Once this is done, we all form a big circle while sitting
on the big alphabet carpet in the classroom. The students
have a number assigned to them depending on how their
names are arranged alphabetically. Each one has the
opportunity to roll the Cube when their particular number
comes up and all look forward to the moment when the
Cube is rolled, because they want to know what thought
we are going to put into practice that day.
Their
favorite thoughts are “be the first one to love”
and “love your enemy.” I am constantly moved
by the way they help each other live the thought suggested
by the Cube. For instance, they would be willing to
make up immediately if they have a disagreement; or
you would hear them say to one another “that’s
not loving” or “why don’t you just
say sorry” or “that’s not the right
way to treat your brother or sister.”
One
day, one of my difficult students, a boy, had an argument
with another classmate. I had to pull him out of the
classroom and talk to him. I was amazed to hear him
say, “I’m sorry Ms. Fajardo for not making
the right choice.”
Then
when he came back in the classroom, it took him a few
minutes to make the first move. He was struggling. First
he pretended to be absorbed in swinging in between desks.

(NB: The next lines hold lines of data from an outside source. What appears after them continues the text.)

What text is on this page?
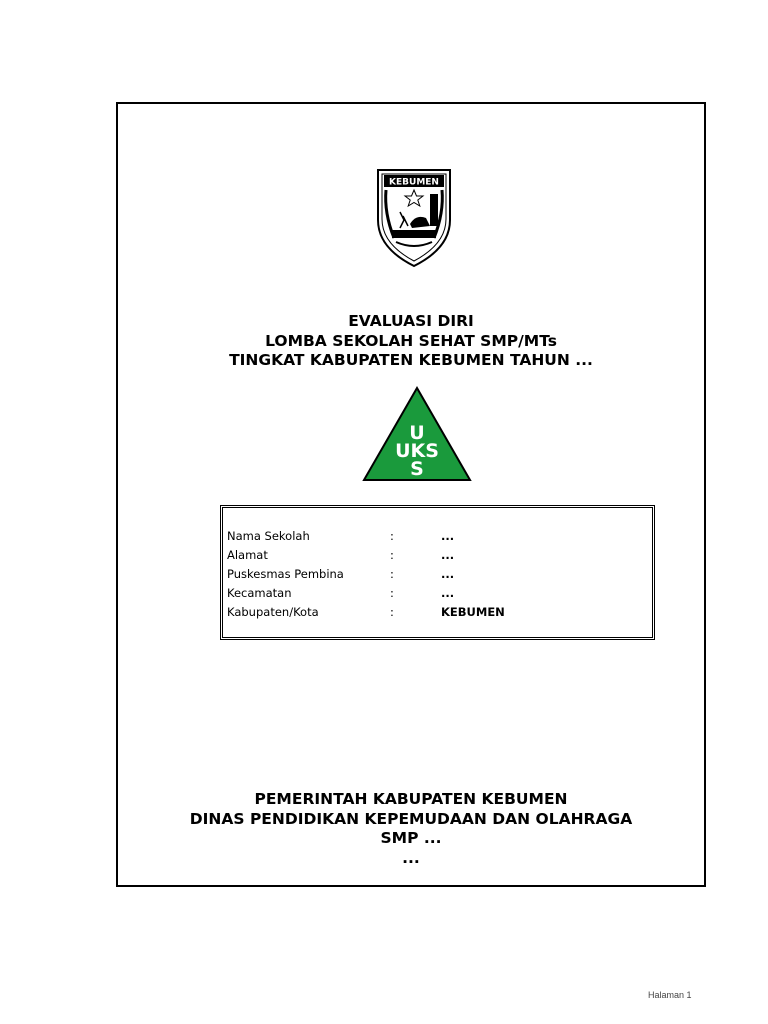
KEBUMEN
EVALUASI DIRI
LOMBA SEKOLAH SEHAT SMP/MTs
TINGKAT KABUPATEN KEBUMEN TAHUN ...
U
UKS
S
Nama Sekolah	:	...
Alamat	:	...
Puskesmas Pembina	:	...
Kecamatan	:	...
Kabupaten/Kota	:	KEBUMEN
PEMERINTAH KABUPATEN KEBUMEN
DINAS PENDIDIKAN KEPEMUDAAN DAN OLAHRAGA
SMP ...
...
Halaman 1
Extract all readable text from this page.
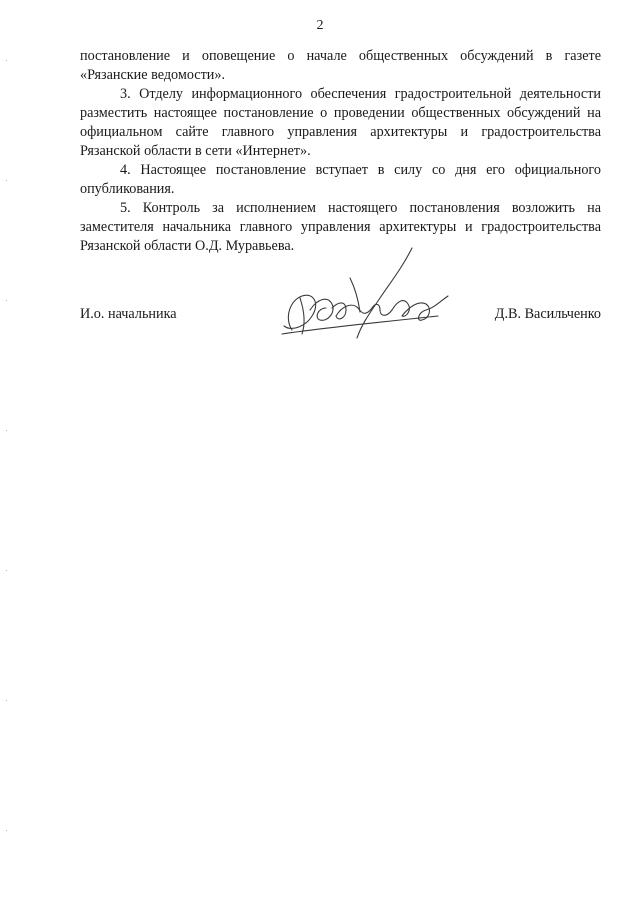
2

постановление и оповещение о начале общественных обсуждений в газете «Рязанские ведомости».

3. Отделу информационного обеспечения градостроительной деятельности разместить настоящее постановление о проведении общественных обсуждений на официальном сайте главного управления архитектуры и градостроительства Рязанской области в сети «Интернет».

4. Настоящее постановление вступает в силу со дня его официального опубликования.

5. Контроль за исполнением настоящего постановления возложить на заместителя начальника главного управления архитектуры и градостроительства Рязанской области О.Д. Муравьева.

И.о. начальника	Д.В. Васильченко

Finally, he found the courage to approach the other
classmate and say, “I’m sorry for hitting
you.” He then shook his classmate’s hand
and gave him a hug.
Another
time, after having dismissed the class, I became aware
of a little commotion. It was the same student. He had
returned to the building despite a rule that states
that once you step out the back door, you cannot re-enter
unless it is an emergency.
This
student came running toward me, passing and ignoring
the administrator’s command not to enter the building.

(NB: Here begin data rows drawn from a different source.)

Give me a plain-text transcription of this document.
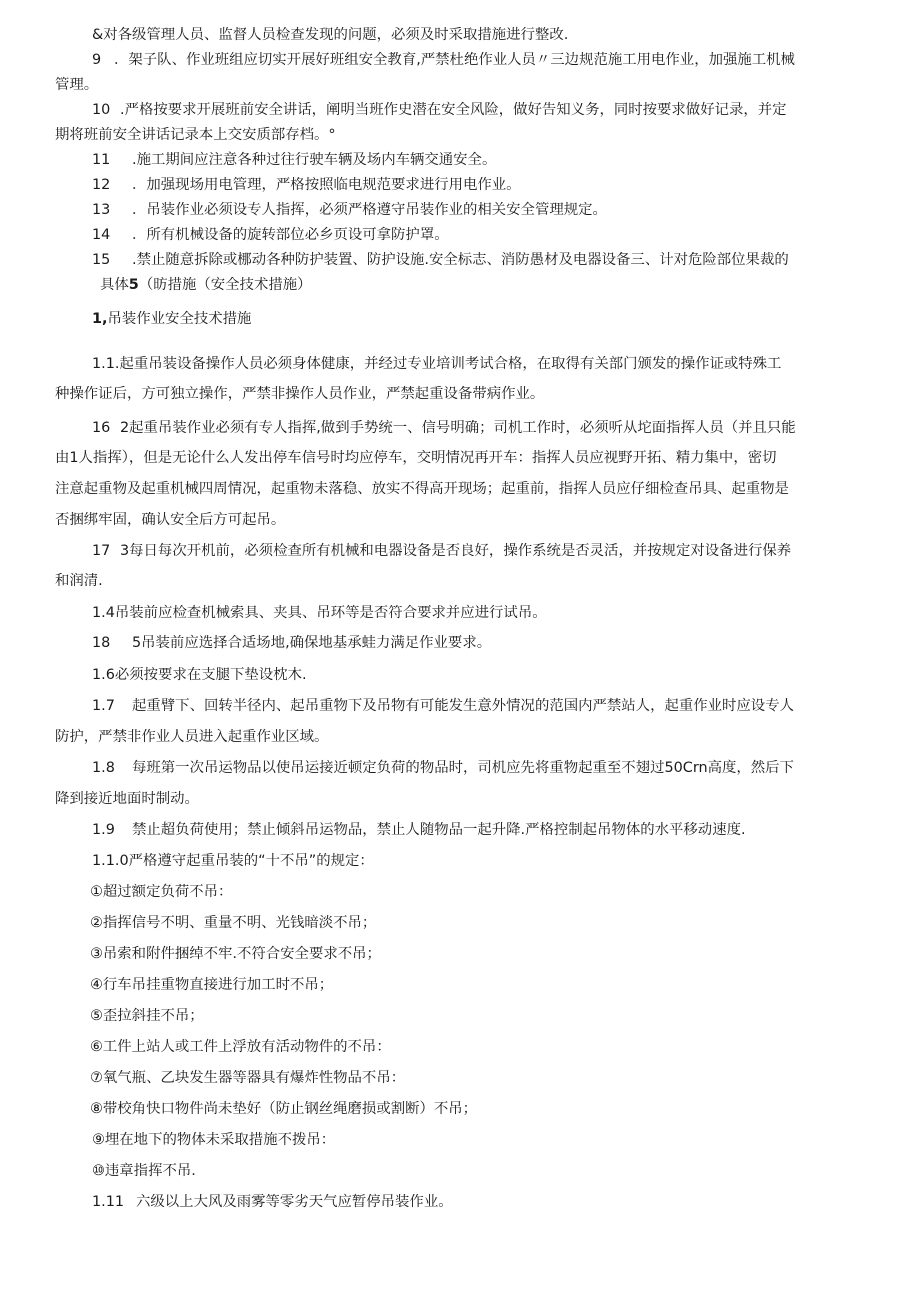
&对各级管理人员、监督人员检查发现的问题，必须及时采取措施进行整改.
9 ．架子队、作业班组应切实开展好班组安全教育,严禁杜绝作业人员〃三边规范施工用电作业，加强施工机械
管理。
10 .严格按要求开展班前安全讲话，阐明当班作史潜在安全风险，做好告知义务，同时按要求做好记录，并定
期将班前安全讲话记录本上交安质部存档。°
11 .施工期间应注意各种过往行驶车辆及场内车辆交通安全。
12 ．加强现场用电管理，严格按照临电规范要求进行用电作业。
13 ．吊装作业必须设专人指挥，必须严格遵守吊装作业的相关安全管理规定。
14 ．所有机械设备的旋转部位必乡页设可拿防护罩。
15 .禁止随意拆除或梛动各种防护装置、防护设施.安全标志、消防愚材及电器设备三、计对危险部位果裁的
具体5（昉措施（安全技术措施）
1,吊装作业安全技术措施
1.1.起重吊装设备操作人员必须身体健康，并经过专业培训考试合格，在取得有关部门颁发的操作证或特殊工
种操作证后，方可独立操作，严禁非操作人员作业，严禁起重设备带病作业。
16 2起重吊装作业必须有专人指挥,做到手势统一、信号明确；司机工作时，必须听从坨面指挥人员（并且只能
由1人指挥），但是无论什么人发出停车信号时均应停车，交明情况再开车：指挥人员应视野开拓、精力集中，密切
注意起重物及起重机械四周情况，起重物未落稳、放实不得高开现场；起重前，指挥人员应仔细检查吊具、起重物是
否捆绑牢固，确认安全后方可起吊。
17 3每日每次开机前，必须检查所有机械和电器设备是否良好，操作系统是否灵活，并按规定对设备进行保养
和润清.
1.4吊装前应检查机械索具、夹具、吊环等是否符合要求并应进行试吊。
18 5吊装前应选择合适场地,确保地基承蛙力满足作业要求。
1.6必须按要求在支腿下垫设枕木.
1.7 起重臂下、回转半径内、起吊重物下及吊物有可能发生意外情况的范国内严禁站人，起重作业时应设专人
防护，严禁非作业人员进入起重作业区域。
1.8 每班第一次吊运物品以使吊运接近顿定负荷的物品时，司机应先将重物起重至不翅过50Crn高度，然后下
降到接近地面时制动。
1.9 禁止超负荷使用；禁止倾斜吊运物品，禁止人随物品一起升降.严格控制起吊物体的水平移动速度.
1.1.0严格遵守起重吊装的“十不吊”的规定：
①超过额定负荷不吊：
②指挥信号不明、重量不明、光钱暗淡不吊；
③吊索和附件捆绰不牢.不符合安全要求不吊；
④行车吊挂重物直接进行加工时不吊；
⑤歪拉斜挂不吊；
⑥工件上站人或工件上浮放有活动物件的不吊：
⑦氧气瓶、乙块发生器等器具有爆炸性物品不吊：
⑧带校角快口物件尚未垫好（防止钢丝绳磨损或割断）不吊；
⑨埋在地下的物体未采取措施不拨吊：
⑩违章指挥不吊.
1.11 六级以上大风及雨雾等零劣天气应暂停吊装作业。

Members of the staff were shouting and chasing him,
but they stopped, touched by what he did next. He had
a “treasure” behind his back. He wanted
to surprise me with a cold bottle of water given to
him by his grandmother.
One
of those teachers remarked: “You must really love
your teacher!” And he said, “Yes, I want
to share that with her!” and immediately left
the building laughing as he went.
One
time I was out for two days attending a convention.
When I returned, the substitute teacher told me that
she had never enjoyed substituting as much as she had
when she got my class. She told me not to hesitate calling
her any time I needed her help.
Since
we began using the Cube of Love, everyday is new and
exciting, not only for my students but for me as well.
They are so excited about coming to school, and it is
so beautiful to see them performing little acts of love
among themselves.
Some
of them come to me and say, “Will you be my teacher
again next year?” For me, this is a real gift,
a fruit of living the present moment, of believing in
the love of God and entrusting everything to him.